What caught my eye was the main thrust of the campaign, which is something I've been thinking about for a long time. The #PlusisEqual campaign claims that 67% of US women are now a size 14 through 34. While they don't say where they get that statistic from, there has been significant coverage over the past few years that the average US woman is now a size 14 and has a 37 inch waist. It's notable that this covers a fairly wide size range, where some consumers are served much better than others. If you're a size 34, your clothing and lingerie choices are virtually non-existent. If you're a size 14, the retail landscape is much improved from where it was even five years ago.
Logically, this means we're grouping a large group of women together who actually represent a statistical average and making them the other --- even though they're actually the average consumer. Bra sizes have risen accordingly, so the average US bra size is now plus size or at least plus size adjacent. Similar trends have been seen in the UK and the rest of Europe as well, both in terms of breast size and overall body size.
All of this leads to the obvious question: why are sizes 0 through 12 considered "standard" when so many bodies don't fit them? Why is the average US woman still underserved in terms of fashionable clothes and lingerie? Why are high-end designers holding out on expanding their lines to include plus sizes?
The answer, in part, is the issues that Americans have with ourselves. Changing standard plus sizes would mean accepting that Americans have gotten fatter --- and being okay with those Americans having fashionable and flattering retail options. When obesity gets media coverage in the US, it's all about the childhood obesity epidemic or how Americans are lazy people who have given up on exercise. Rarely do you see articles that discuss the failures of society and our food chain, from corn-filled food that comes in boxes to the excess hormones that are added to almost everything we consume. The media also never seems to address that opting out of this system is both expensive and time-consuming, meaning that gym memberships and organic foods remain accessible to the rich rather than to the masses.

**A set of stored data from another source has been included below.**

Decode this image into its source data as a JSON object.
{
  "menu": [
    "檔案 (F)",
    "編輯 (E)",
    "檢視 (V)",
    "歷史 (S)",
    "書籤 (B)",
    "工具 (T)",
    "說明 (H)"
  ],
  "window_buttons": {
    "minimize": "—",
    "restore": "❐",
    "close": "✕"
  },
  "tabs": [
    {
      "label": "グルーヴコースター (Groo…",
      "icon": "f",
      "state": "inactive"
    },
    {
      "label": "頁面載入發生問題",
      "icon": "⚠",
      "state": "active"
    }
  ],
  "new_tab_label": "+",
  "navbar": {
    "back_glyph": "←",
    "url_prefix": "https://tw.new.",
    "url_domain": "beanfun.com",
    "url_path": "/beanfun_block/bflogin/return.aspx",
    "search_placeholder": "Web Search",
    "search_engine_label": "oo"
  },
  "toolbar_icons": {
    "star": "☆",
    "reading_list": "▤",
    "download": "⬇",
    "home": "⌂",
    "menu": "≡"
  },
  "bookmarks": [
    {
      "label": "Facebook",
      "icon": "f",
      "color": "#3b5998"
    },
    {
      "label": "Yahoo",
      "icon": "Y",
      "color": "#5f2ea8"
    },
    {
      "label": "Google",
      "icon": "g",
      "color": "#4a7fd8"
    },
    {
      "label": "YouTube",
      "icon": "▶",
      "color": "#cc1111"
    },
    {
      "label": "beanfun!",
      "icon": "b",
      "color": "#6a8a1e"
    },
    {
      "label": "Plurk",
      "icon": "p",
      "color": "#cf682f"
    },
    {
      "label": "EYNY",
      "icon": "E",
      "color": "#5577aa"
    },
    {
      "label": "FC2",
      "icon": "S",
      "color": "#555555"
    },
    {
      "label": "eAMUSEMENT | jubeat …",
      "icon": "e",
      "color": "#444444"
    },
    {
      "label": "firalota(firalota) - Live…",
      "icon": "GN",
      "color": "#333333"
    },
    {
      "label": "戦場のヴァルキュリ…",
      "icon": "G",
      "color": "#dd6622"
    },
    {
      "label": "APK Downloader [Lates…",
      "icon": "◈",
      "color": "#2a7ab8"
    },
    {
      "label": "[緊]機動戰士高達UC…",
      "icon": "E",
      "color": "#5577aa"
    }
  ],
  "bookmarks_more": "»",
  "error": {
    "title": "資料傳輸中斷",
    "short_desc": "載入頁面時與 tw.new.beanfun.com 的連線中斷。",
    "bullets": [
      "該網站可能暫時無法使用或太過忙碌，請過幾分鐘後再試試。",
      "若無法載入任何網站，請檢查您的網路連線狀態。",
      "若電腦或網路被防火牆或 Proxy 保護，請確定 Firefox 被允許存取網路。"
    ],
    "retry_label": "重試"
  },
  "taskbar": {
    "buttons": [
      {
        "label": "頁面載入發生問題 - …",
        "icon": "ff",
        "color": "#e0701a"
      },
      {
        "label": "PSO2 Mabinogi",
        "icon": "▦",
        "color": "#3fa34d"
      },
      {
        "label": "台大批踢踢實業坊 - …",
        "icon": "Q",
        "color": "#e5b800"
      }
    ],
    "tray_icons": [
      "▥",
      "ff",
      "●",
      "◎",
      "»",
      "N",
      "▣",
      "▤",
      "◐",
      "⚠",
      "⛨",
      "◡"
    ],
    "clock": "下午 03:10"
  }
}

But here's the thing: fat people deserve great lingerie. And clothing. And health care. Sick or unhealthy people deserve that too. Even if you are overweight with diabetes, you should still be able to buy a bra that you love and makes you feel great. I've talked about this before, but part of the issue when we talk about plus sizes is that we conflate health and fashion access. These are two fundamentally different issues.

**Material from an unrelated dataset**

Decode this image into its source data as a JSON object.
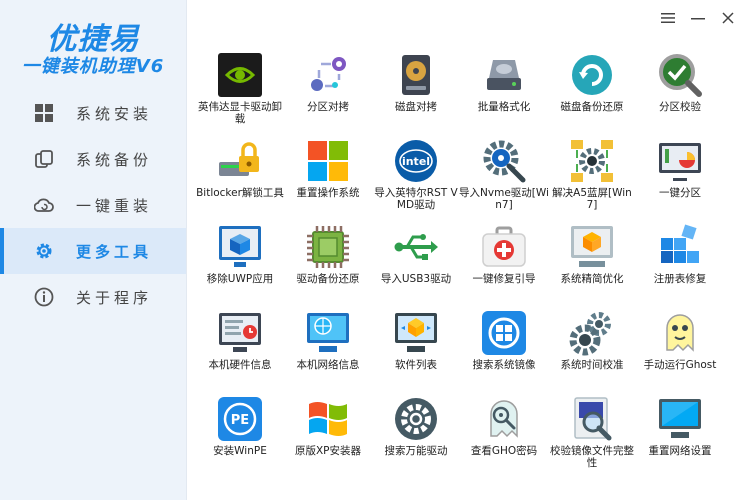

When plus size models are shown in lingerie ads, companies field endless amounts of mail that accuses them of corrupting children and making future generations unhealthy. Would they see the same response if a model had a heart condition or a genetic disorder? Plus size shoppers are everywhere, which makes them both a potential force to be reckoned with and an easy scapegoat for problems that go much deeper into our society.
The "obesity issue" is so much more than lingerie or fashion: it's about access, a corrupt food system, systemic poverty and an unequal wealth distribution that we live with. Those issues are hard to talk about, so it's easy to blame overweight people and "punish" them by restricting clothes or lingerie that might make them feel good about themselves.
While there have been lots of plus size lingerie and fashion campaigns lately, what sets #PlusisEqual apart is their treatment of plus size women as average rather than "extended" or some leftover sizing category. While lots of campaigns have been built around seeing more plus size models, this campaign is about something deeper: simple acknowledgement. If retailers really took this to heart and accepted plus size consumers as their average customer, truly massive changes would be felt throughout both the lingerie and fashion industries.
In the end, change is hard. Plus size consumers are disadvantaged both by retailers who don't want to shell out more money to change, but also by the fact that it's so easy to cast plus size customers as lazy or unworthy as part of the national conversation around this issue. Until society moves further along in its body acceptance journey, the lingerie and fashion landscape won't change much.